Human Action Recognition (HAR) is an interesting research area in human-computer interaction used to monitor the activities of elderly and disabled individuals affected by physical and mental health. In the recent era, skeleton-based HAR has received much attention because skeleton data has shown that it can handle changes in striking, body size, camera views, and complex backgrounds. One key characteristic of ST-GCN is automatically learning spatial and temporal patterns from skeleton sequences. It has some limitations, as this method only works for short-range correlation due to its limited receptive field. Consequently, understanding human action requires long-range interconnection. To address this issue, we developed a spatial-temporal relative transformer ST-RTR model. The ST-RTR includes joint and relay nodes, which allow efficient communication and data transmission within the network. These nodes help to break the inherent spatial and temporal skeleton topologies, which enables the model to understand long-range human action better. Furthermore, we combine ST-RTR with a fusion model for further performance improvements. To assess the performance of the ST-RTR method, we conducted experiments on three skeleton-based HAR benchmarks: NTU RGB+D 60, NTU RGB+D 120, and UAV-Human. It boosted CS and CV by 2.11 % and 1.45% on NTU RGB+D 60, 1.25% and 1.05% on NTU RGB+D 120. On UAV-Human datasets, accuracy improved by 2.54%. The experimental outcomes explain that the proposed ST-RTR model significantly improves action recognition associated with the standard ST-GCN method.
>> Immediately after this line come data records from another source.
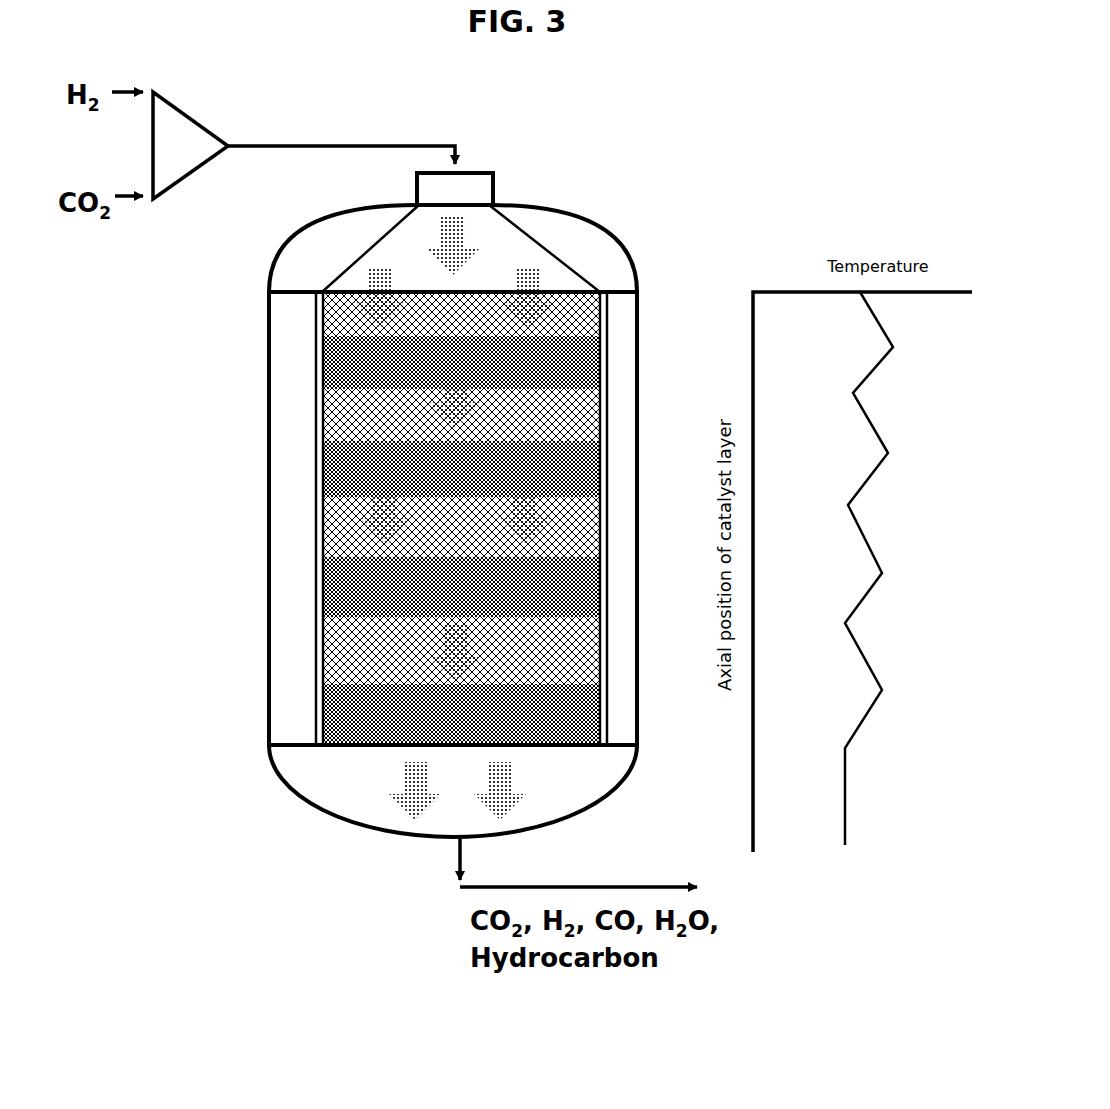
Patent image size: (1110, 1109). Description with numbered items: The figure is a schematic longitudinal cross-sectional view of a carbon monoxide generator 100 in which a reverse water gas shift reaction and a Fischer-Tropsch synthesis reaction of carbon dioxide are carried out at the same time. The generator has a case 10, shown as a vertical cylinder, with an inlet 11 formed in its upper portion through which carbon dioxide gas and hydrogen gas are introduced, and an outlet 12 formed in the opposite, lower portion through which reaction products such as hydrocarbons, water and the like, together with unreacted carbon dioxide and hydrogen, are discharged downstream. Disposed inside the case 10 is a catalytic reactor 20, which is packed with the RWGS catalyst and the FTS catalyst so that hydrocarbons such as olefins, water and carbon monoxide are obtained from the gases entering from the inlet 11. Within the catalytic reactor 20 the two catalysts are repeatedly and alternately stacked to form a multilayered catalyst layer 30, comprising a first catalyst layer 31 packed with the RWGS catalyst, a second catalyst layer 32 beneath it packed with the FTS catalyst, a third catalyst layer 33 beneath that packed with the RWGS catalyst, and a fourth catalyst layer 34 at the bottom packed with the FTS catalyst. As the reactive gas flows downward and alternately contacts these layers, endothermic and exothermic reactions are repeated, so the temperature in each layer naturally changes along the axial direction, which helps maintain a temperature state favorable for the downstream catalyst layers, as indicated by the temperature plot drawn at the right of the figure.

The carbon monoxide generator 100 is at (611, 152).
The case 10 is at (637, 268).
The inlet 11 is at (494, 174).
The outlet 12 is at (456, 838).
The catalytic reactor 20 is at (611, 373).
The multilayered catalyst layer 30 is at (210, 290).
The first catalyst layer 31 is at (314, 330).
The second catalyst layer 32 is at (314, 378).
The third catalyst layer 33 is at (314, 423).
The fourth catalyst layer 34 is at (314, 472).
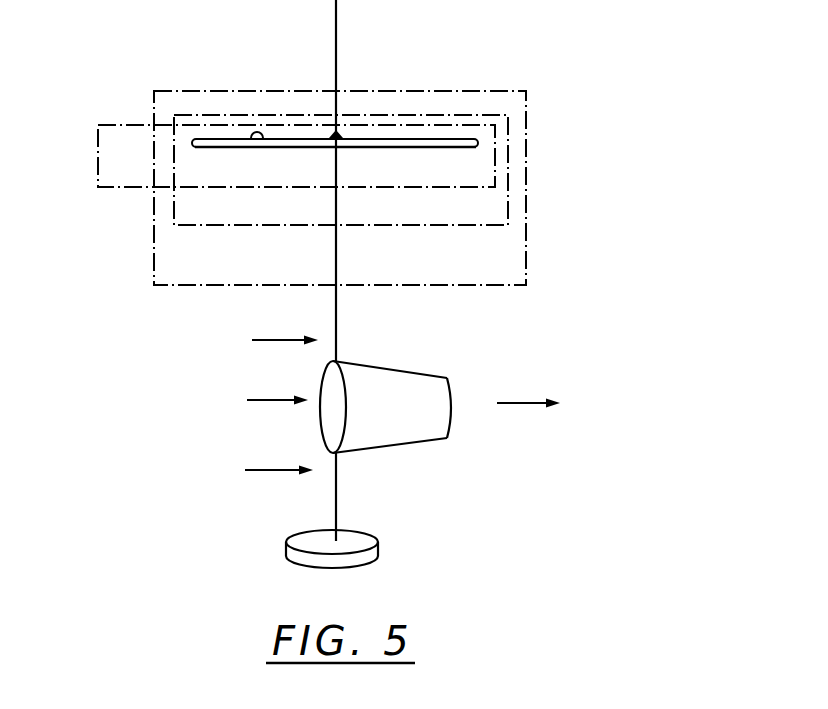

翻译：人体动作识别（HAR）是人机交互领域一个重要的研究方向，常用于监测受身心健康问题影响的老年人与残疾人的日常活动。近年来，基于骨架的HAR方法受到广泛关注，因为骨架数据已被证明能够有效应对光照变化、体型差异、摄像机视角以及复杂背景带来的挑战。ST-GCN的一个关键特性是能够自动从骨架序列中学习空间与时间模式。但该方法存在局限性，由于其感受野有限，仅能捕捉短程关联。然而，理解人体动作往往需要长程关联信息。为解决这一问题，我们提出了一种时空相对Transformer模型ST-RTR。ST-RTR包含关节节点与中继节点，可实现网络内的高效通信与数据传输。这些节点有助于打破骨架固有的时空拓扑结构，使模型能够更好地理解长程人体动作。此外，我们将ST-RTR与融合模型结合以进一步提升性能。为评估ST-RTR方法的性能，我们在三个基于骨架的HAR基准数据集上进行了实验：NTU RGB+D 60、NTU RGB+D 120和UAV-Human。在NTU RGB+D 60数据集上，CS与CV指标分别提升了2.11%和1.45%；在NTU RGB+D 120数据集上分别提升了1.25%和1.05%；在UAV-Human数据集上准确率提升了2.54%。实验结果表明，所提出的ST-RTR模型相较于标准ST-GCN方法在动作识别性能上取得了显著提升。